Há suspeitas de que o ex-apresentador teria se envolvido em situações de compliance que passam por infrações das políticas de conflito de interesses. Sob esta ótica, importante esclarecer quais pontos ensejariam, de fato, condutas indevidas dos profissionais sujeitas às normas de compliance.
Um primeira situação é quando um funcionário presta serviços a outras empresas.
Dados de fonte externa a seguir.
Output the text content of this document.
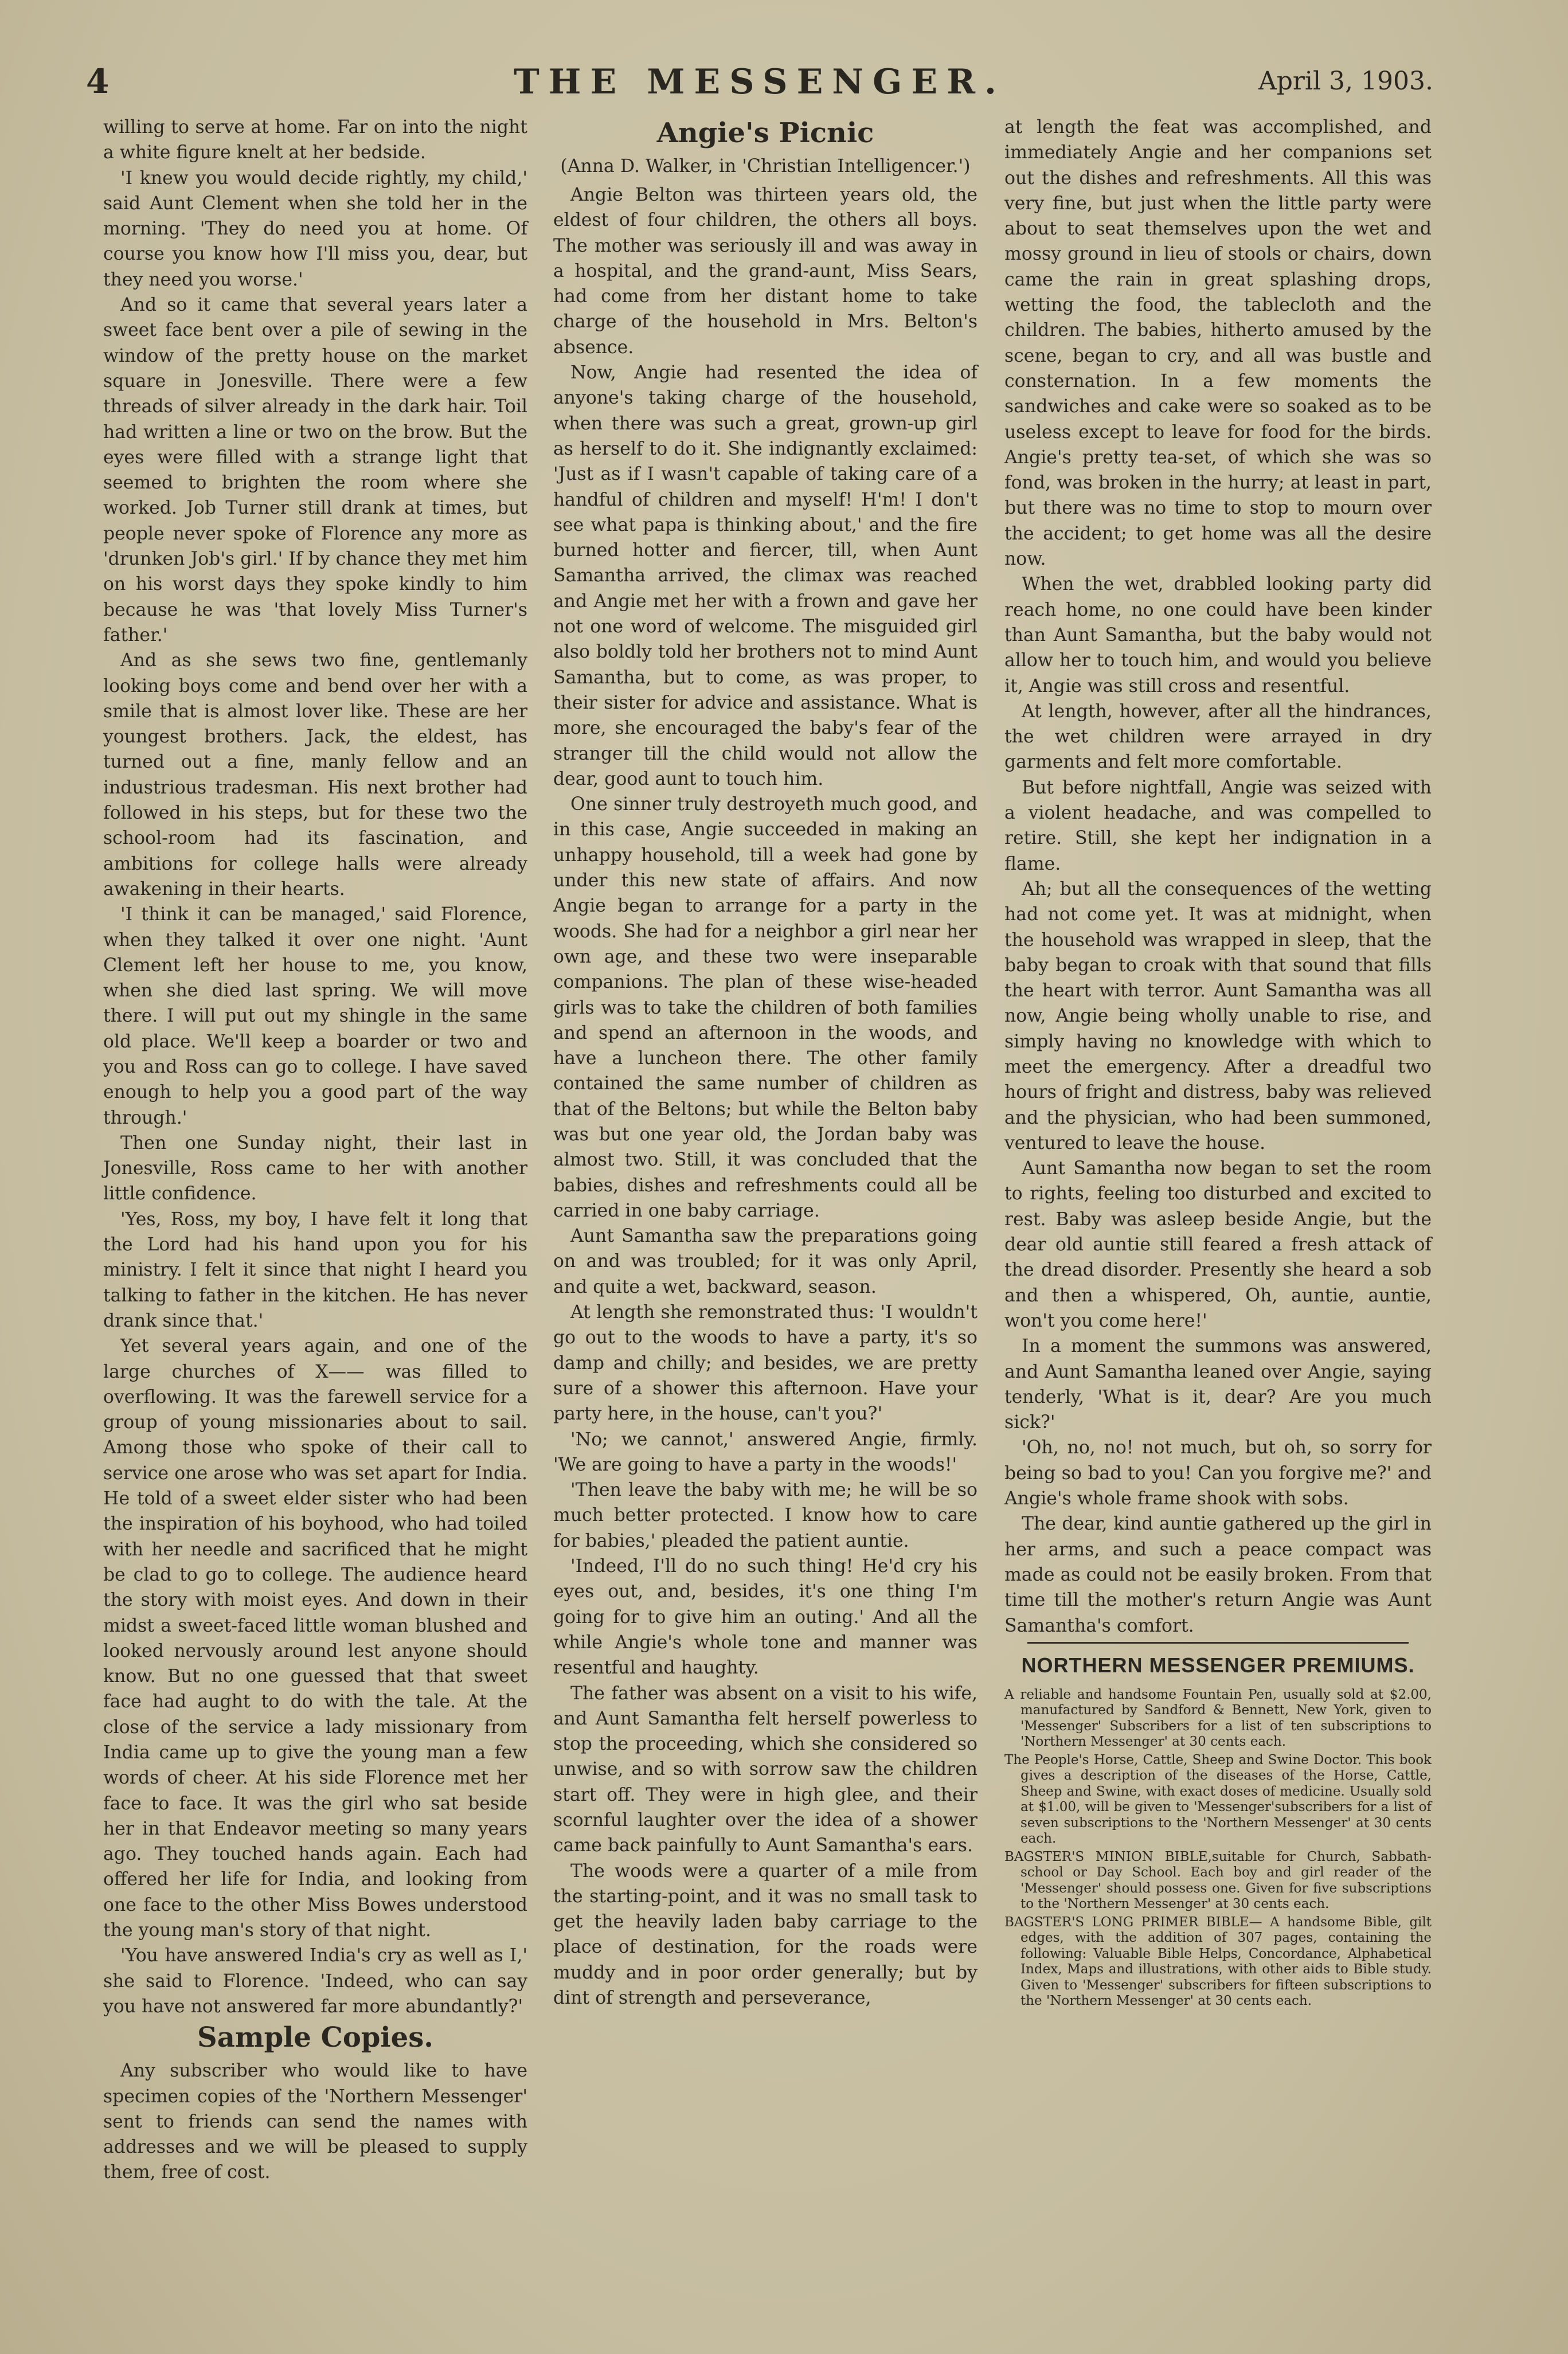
4	THE MESSENGER.	April 3, 1903.

willing to serve at home. Far on into the night a white figure knelt at her bedside.

'I knew you would decide rightly, my child,' said Aunt Clement when she told her in the morning. 'They do need you at home. Of course you know how I'll miss you, dear, but they need you worse.'

And so it came that several years later a sweet face bent over a pile of sewing in the window of the pretty house on the market square in Jonesville. There were a few threads of silver already in the dark hair. Toil had written a line or two on the brow. But the eyes were filled with a strange light that seemed to brighten the room where she worked. Job Turner still drank at times, but people never spoke of Florence any more as 'drunken Job's girl.' If by chance they met him on his worst days they spoke kindly to him because he was 'that lovely Miss Turner's father.'

And as she sews two fine, gentlemanly looking boys come and bend over her with a smile that is almost lover like. These are her youngest brothers. Jack, the eldest, has turned out a fine, manly fellow and an industrious tradesman. His next brother had followed in his steps, but for these two the school-room had its fascination, and ambitions for college halls were already awakening in their hearts.

'I think it can be managed,' said Florence, when they talked it over one night. 'Aunt Clement left her house to me, you know, when she died last spring. We will move there. I will put out my shingle in the same old place. We'll keep a boarder or two and you and Ross can go to college. I have saved enough to help you a good part of the way through.'

Then one Sunday night, their last in Jonesville, Ross came to her with another little confidence.

'Yes, Ross, my boy, I have felt it long that the Lord had his hand upon you for his ministry. I felt it since that night I heard you talking to father in the kitchen. He has never drank since that.'

Yet several years again, and one of the large churches of X—— was filled to overflowing. It was the farewell service for a group of young missionaries about to sail. Among those who spoke of their call to service one arose who was set apart for India. He told of a sweet elder sister who had been the inspiration of his boyhood, who had toiled with her needle and sacrificed that he might be clad to go to college. The audience heard the story with moist eyes. And down in their midst a sweet-faced little woman blushed and looked nervously around lest anyone should know. But no one guessed that that sweet face had aught to do with the tale. At the close of the service a lady missionary from India came up to give the young man a few words of cheer. At his side Florence met her face to face. It was the girl who sat beside her in that Endeavor meeting so many years ago. They touched hands again. Each had offered her life for India, and looking from one face to the other Miss Bowes understood the young man's story of that night.

'You have answered India's cry as well as I,' she said to Florence. 'Indeed, who can say you have not answered far more abundantly?'

Sample Copies.

Any subscriber who would like to have specimen copies of the 'Northern Messenger' sent to friends can send the names with addresses and we will be pleased to supply them, free of cost.

Angie's Picnic
(Anna D. Walker, in 'Christian Intelligencer.')

Angie Belton was thirteen years old, the eldest of four children, the others all boys. The mother was seriously ill and was away in a hospital, and the grand-aunt, Miss Sears, had come from her distant home to take charge of the household in Mrs. Belton's absence.

Now, Angie had resented the idea of anyone's taking charge of the household, when there was such a great, grown-up girl as herself to do it. She indignantly exclaimed: 'Just as if I wasn't capable of taking care of a handful of children and myself! H'm! I don't see what papa is thinking about,' and the fire burned hotter and fiercer, till, when Aunt Samantha arrived, the climax was reached and Angie met her with a frown and gave her not one word of welcome. The misguided girl also boldly told her brothers not to mind Aunt Samantha, but to come, as was proper, to their sister for advice and assistance. What is more, she encouraged the baby's fear of the stranger till the child would not allow the dear, good aunt to touch him.

One sinner truly destroyeth much good, and in this case, Angie succeeded in making an unhappy household, till a week had gone by under this new state of affairs. And now Angie began to arrange for a party in the woods. She had for a neighbor a girl near her own age, and these two were inseparable companions. The plan of these wise-headed girls was to take the children of both families and spend an afternoon in the woods, and have a luncheon there. The other family contained the same number of children as that of the Beltons; but while the Belton baby was but one year old, the Jordan baby was almost two. Still, it was concluded that the babies, dishes and refreshments could all be carried in one baby carriage.

Aunt Samantha saw the preparations going on and was troubled; for it was only April, and quite a wet, backward, season.

At length she remonstrated thus: 'I wouldn't go out to the woods to have a party, it's so damp and chilly; and besides, we are pretty sure of a shower this afternoon. Have your party here, in the house, can't you?'

'No; we cannot,' answered Angie, firmly. 'We are going to have a party in the woods!'

'Then leave the baby with me; he will be so much better protected. I know how to care for babies,' pleaded the patient auntie.

'Indeed, I'll do no such thing! He'd cry his eyes out, and, besides, it's one thing I'm going for to give him an outing.' And all the while Angie's whole tone and manner was resentful and haughty.

The father was absent on a visit to his wife, and Aunt Samantha felt herself powerless to stop the proceeding, which she considered so unwise, and so with sorrow saw the children start off. They were in high glee, and their scornful laughter over the idea of a shower came back painfully to Aunt Samantha's ears.

The woods were a quarter of a mile from the starting-point, and it was no small task to get the heavily laden baby carriage to the place of destination, for the roads were muddy and in poor order generally; but by dint of strength and perseverance,

at length the feat was accomplished, and immediately Angie and her companions set out the dishes and refreshments. All this was very fine, but just when the little party were about to seat themselves upon the wet and mossy ground in lieu of stools or chairs, down came the rain in great splashing drops, wetting the food, the tablecloth and the children. The babies, hitherto amused by the scene, began to cry, and all was bustle and consternation. In a few moments the sandwiches and cake were so soaked as to be useless except to leave for food for the birds. Angie's pretty tea-set, of which she was so fond, was broken in the hurry; at least in part, but there was no time to stop to mourn over the accident; to get home was all the desire now.

When the wet, drabbled looking party did reach home, no one could have been kinder than Aunt Samantha, but the baby would not allow her to touch him, and would you believe it, Angie was still cross and resentful.

At length, however, after all the hindrances, the wet children were arrayed in dry garments and felt more comfortable.

But before nightfall, Angie was seized with a violent headache, and was compelled to retire. Still, she kept her indignation in a flame.

Ah; but all the consequences of the wetting had not come yet. It was at midnight, when the household was wrapped in sleep, that the baby began to croak with that sound that fills the heart with terror. Aunt Samantha was all now, Angie being wholly unable to rise, and simply having no knowledge with which to meet the emergency. After a dreadful two hours of fright and distress, baby was relieved and the physician, who had been summoned, ventured to leave the house.

Aunt Samantha now began to set the room to rights, feeling too disturbed and excited to rest. Baby was asleep beside Angie, but the dear old auntie still feared a fresh attack of the dread disorder. Presently she heard a sob and then a whispered, Oh, auntie, auntie, won't you come here!'

In a moment the summons was answered, and Aunt Samantha leaned over Angie, saying tenderly, 'What is it, dear? Are you much sick?'

'Oh, no, no! not much, but oh, so sorry for being so bad to you! Can you forgive me?' and Angie's whole frame shook with sobs.

The dear, kind auntie gathered up the girl in her arms, and such a peace compact was made as could not be easily broken. From that time till the mother's return Angie was Aunt Samantha's comfort.

NORTHERN MESSENGER PREMIUMS.

A reliable and handsome Fountain Pen, usually sold at $2.00, manufactured by Sandford & Bennett, New York, given to 'Messenger' Subscribers for a list of ten subscriptions to 'Northern Messenger' at 30 cents each.

The People's Horse, Cattle, Sheep and Swine Doctor. This book gives a description of the diseases of the Horse, Cattle, Sheep and Swine, with exact doses of medicine. Usually sold at $1.00, will be given to 'Messenger'subscribers for a list of seven subscriptions to the 'Northern Messenger' at 30 cents each.

BAGSTER'S MINION BIBLE,suitable for Church, Sabbath-school or Day School. Each boy and girl reader of the 'Messenger' should possess one. Given for five subscriptions to the 'Northern Messenger' at 30 cents each.

BAGSTER'S LONG PRIMER BIBLE— A handsome Bible, gilt edges, with the addition of 307 pages, containing the following: Valuable Bible Helps, Concordance, Alphabetical Index, Maps and illustrations, with other aids to Bible study. Given to 'Messenger' subscribers for fifteen subscriptions to the 'Northern Messenger' at 30 cents each.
Se essa atividade foi realizada sem comunicação prévia, pode configurar um conflito de interesses, especialmente se o jornalista usou informações obtidas na emissora para beneficiar clientes externos.
Em relação à funcão exercida pelo profissional, por exemplo, se ele cobre assuntos políticos de também presta serviços de comunicação para governos locais, há um risco de interferir, de algum modo, em sua cobertura jornalística.
Em empresas que possuem áreas de compliance algumas regras são estabelecidas, tais como: impedir que colaboradores tenham atividades externas que interfiram em sua imparcialidade profissional, proibição quanto ao uso de informações internas para benefício próprio, além de restrições sobre a atuação profissional fora da empresa.
Em relação ao caso da Globo, o ex apresentador supostamente oferecia serviços para preparar políticos e empresários para entrevistas e aparições na própria emissora e considera-se que, neste caso, é possível que se comprometa a imparcialidade do jornalismo, onde pode criar um ambiente onde determinados entrevistados estejam em vantagem, pois já foram treinados por um “profissional interno”.
Além disso, há o risco de um abuso de poder dentro da empresa, caso o jornalista tenha influenciado a seleção de entrevistados, direcionado pautas ou favorecido clientes em sua cobertura jornalística.
Importante esclarecer que a mera presença em eventos ou a manutenção de relações pessoais com políticos não configura uma infração, pois todos têm direito a vida social e à liberdade de associação. O ponto crítico de atenção é se o profissional usou seu cargo para promover ou beneficiar grupos específicos o que seria uma infração da norma de compliance.
Ainda que empresas privadas não se sujeitem diretamente a Lei 12.813/2013, que regula os conflitos de interesses na Administração Pública Federal e define conflito de interesses como a situação em que um interesse privado pode comprometer a imparcialidade e a legitimidade de uma decisão ou atuação profissional, essa lei traz princípios que podem ser utilizados como referência para organizações privadas ao estruturarem suas políticas de compliance e diretrizes sobre condutas esperadas de seus colaboradores.
A decisão da emissora de não comentar suas ações de compliance está alinhada às melhores práticas, pois a divulgação indevida de informações pode gerar implicações legais. No entanto, cabe reforçar que um programa de compliance robusto deve sempre garantir investigações justas e baseadas em evidências, respeitando os direitos dos envolvidos.
Nem tudo o que aparenta ser uma infração realmente é, e cabe aos profissionais da área assegurar que decisões sejam tomadas com base na verdade e na integridade dos fatos.